Comment tirer parti des milieux montagnards ? Les réponses sont très diverses. Dans certaines parties du monde, les sociétés ont préféré laisser vides les masses montagneuses qu’elles ne savaient convenablement mettre en valeur ; ainsi en va-t-il en Asie orientale et, dans une moindre mesure, en Asie du Sud-Est, où les zones élevées ne sont guère utilisées que par des groupes ethniques de cultivateurs sur brûlis.


La mise en valeur traditionnelle

Généralement, dans le monde tropical, la montagne sert de support à une agriculture qui utilise les mêmes techniques que celles des plaines voisines, mais qui emploie un corps de plantes différent. L’élevage ne sert guère qu’à fournir l’énergie animale. Malgré l’avarice de la nature, des groupes nombreux arrivent à se constituer grâce aux conditions sanitaires supérieures à celles des plaines environnantes : que l’on pense aux hautes terres d’Afrique orientale, à certains secteurs de l’Indonésie ou du monde himalayen et surtout aux civilisations d’altitude du monde américain.

Ailleurs, dans les zones méditerranéennes et tempérées, on observe une association et parfois aussi une certaine concurrence entre l’agriculture et l’élevage. La première peut tirer avantage de ressources en eau abondantes, mais, dès les latitudes tempérées, elle est handicapée par la température et la courte durée de la saison végétative. Durant la belle saison, les troupeaux disposent de pâtures étendues : on les trouve en altitude, au-dessus de l’étage des forêts ou dans les clairières que les défrichements y ont ouvertes. On peut donc conduire là des troupeaux abondants. Mais comment les nourrir l’hiver ? Envoyer les bêtes dans la plaine ou leur donner du foin récolté durant l’été, au niveau des habitations, dans les vallées? La transhumance est plus fréquente dans les montagnes méditerranéennes, souvent peu incisées et qui manquent par conséquent de prés de fauche. Le peuplement est d’ailleurs souvent issu des plaines voisines : des paysans, chassés par les épidémies, par les guerres, par l’insécurité, ont transposé en altitude une agriculture de plaine qui ne fait guère de place aux troupeaux. En pareil cas, les estives sont utilisées par les moutons venus des plaines voisines au printemps. On suit dans l’Europe médiévale les progrès de la transhumance ; cette forme primitive d’économie capitaliste permet l’exploitation de zones jusque-là négligées.
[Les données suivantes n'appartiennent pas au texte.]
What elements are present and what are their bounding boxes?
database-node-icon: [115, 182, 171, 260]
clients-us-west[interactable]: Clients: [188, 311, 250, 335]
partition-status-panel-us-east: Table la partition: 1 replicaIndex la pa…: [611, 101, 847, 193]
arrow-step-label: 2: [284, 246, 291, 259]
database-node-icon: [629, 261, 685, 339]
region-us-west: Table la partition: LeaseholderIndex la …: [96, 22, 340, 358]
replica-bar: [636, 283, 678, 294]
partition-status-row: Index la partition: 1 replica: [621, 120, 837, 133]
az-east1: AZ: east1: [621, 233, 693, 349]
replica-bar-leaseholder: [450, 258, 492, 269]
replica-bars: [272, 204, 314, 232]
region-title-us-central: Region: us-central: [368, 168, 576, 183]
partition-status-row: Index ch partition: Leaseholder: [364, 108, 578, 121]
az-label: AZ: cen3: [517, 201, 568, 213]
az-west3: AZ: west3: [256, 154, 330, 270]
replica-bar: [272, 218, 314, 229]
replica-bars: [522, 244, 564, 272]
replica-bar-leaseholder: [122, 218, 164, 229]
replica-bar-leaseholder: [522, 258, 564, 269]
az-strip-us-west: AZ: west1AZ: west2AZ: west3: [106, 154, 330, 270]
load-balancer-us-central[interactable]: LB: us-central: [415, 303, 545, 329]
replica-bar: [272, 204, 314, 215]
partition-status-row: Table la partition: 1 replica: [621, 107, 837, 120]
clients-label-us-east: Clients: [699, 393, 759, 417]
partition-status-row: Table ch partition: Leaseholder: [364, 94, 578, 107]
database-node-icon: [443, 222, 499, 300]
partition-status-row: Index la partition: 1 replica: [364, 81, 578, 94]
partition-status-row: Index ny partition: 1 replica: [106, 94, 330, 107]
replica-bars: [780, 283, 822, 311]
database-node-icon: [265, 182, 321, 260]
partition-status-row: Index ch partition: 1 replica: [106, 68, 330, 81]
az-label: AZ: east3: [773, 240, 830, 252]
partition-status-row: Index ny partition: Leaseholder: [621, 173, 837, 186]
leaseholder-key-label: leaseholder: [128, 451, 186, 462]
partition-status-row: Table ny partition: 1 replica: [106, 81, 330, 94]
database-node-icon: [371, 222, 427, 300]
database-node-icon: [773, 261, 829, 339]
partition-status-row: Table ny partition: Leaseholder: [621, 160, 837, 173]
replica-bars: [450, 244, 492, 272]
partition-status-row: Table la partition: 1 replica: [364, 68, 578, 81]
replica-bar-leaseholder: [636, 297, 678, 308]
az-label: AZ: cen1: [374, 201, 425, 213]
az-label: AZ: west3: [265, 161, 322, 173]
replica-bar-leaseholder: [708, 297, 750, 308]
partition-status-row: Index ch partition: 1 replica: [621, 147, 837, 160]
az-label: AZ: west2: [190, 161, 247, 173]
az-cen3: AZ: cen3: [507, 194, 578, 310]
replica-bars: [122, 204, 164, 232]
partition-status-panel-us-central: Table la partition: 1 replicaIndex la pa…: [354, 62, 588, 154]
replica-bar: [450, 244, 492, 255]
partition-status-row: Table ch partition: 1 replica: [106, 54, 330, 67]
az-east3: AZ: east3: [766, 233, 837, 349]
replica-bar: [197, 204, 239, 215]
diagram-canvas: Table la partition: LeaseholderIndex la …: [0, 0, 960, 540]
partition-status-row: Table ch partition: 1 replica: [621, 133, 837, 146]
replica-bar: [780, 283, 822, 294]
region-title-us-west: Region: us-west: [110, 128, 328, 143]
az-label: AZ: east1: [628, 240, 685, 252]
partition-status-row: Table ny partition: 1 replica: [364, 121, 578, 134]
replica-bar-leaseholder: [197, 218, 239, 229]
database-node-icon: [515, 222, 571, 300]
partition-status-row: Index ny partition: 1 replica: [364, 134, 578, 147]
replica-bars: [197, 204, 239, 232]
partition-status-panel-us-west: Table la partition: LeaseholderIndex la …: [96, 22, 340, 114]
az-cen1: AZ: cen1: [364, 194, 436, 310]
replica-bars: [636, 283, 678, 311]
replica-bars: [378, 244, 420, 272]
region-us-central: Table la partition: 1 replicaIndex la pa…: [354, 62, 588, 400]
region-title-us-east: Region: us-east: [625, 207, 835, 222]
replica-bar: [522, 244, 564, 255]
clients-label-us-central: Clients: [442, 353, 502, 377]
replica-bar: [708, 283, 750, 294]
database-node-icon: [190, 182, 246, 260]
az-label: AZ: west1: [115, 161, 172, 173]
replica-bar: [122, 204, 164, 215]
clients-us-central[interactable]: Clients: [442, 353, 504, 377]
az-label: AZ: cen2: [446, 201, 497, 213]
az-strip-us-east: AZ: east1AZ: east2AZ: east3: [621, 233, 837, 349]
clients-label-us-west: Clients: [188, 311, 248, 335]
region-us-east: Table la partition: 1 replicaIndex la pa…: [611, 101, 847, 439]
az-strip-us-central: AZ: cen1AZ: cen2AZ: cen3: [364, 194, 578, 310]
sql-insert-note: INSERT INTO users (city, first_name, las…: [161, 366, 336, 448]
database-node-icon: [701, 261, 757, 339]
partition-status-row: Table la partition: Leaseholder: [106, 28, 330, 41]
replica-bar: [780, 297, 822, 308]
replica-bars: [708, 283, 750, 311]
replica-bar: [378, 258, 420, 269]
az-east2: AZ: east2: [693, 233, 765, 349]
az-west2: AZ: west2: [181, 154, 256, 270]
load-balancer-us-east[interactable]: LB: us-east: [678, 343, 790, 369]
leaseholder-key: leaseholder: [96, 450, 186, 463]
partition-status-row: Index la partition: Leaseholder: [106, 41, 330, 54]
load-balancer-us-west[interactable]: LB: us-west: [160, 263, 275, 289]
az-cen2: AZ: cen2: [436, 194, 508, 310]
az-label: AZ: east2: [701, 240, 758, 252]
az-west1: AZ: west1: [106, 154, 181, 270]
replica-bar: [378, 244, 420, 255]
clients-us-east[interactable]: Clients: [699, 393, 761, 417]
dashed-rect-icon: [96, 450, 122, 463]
Dans les chaînes alpines, là où le climat est plus humide et l’empreinte glaciaire plus forte, les conditions sont différentes. Les grandes auges, les replats qui les accidentent, les vallées suspendues qui les rejoignent élargissent les aires à faible altitude, ce qui permet des coupes abondantes. Pour que le système fonctionne bien, il faut un certain équilibre entre les alpages et les prairies de fauche. Le relief n’offre généralement pas ces conditions idéales : dans les zones préalpines, c’est souvent d’alpages que l’on manque ; dans les hautes chaînes, c’est de prés de fauche. On fait tout ce qu’il est possible pour tirer parti au mieux des conditions locales. Ainsi, dans les Alpes françaises du Nord, en Suisse ou en Autriche, il est fréquent de faire monter le troupeau par étapes ; celui-ci utilise ainsi l’herbe dès qu’elle se met à pousser sur les mayens, ces prés intermédiaires. Pendant que les bêtes sont à l’estive, le croît de cette herbe est suffisant pour qu’on puisse faire une coupe : le bétail séjourne alors à la descente quelque temps sur les mayens, où il consomme le foin emmagasiné, avant d’utiliser les récoltes du bas.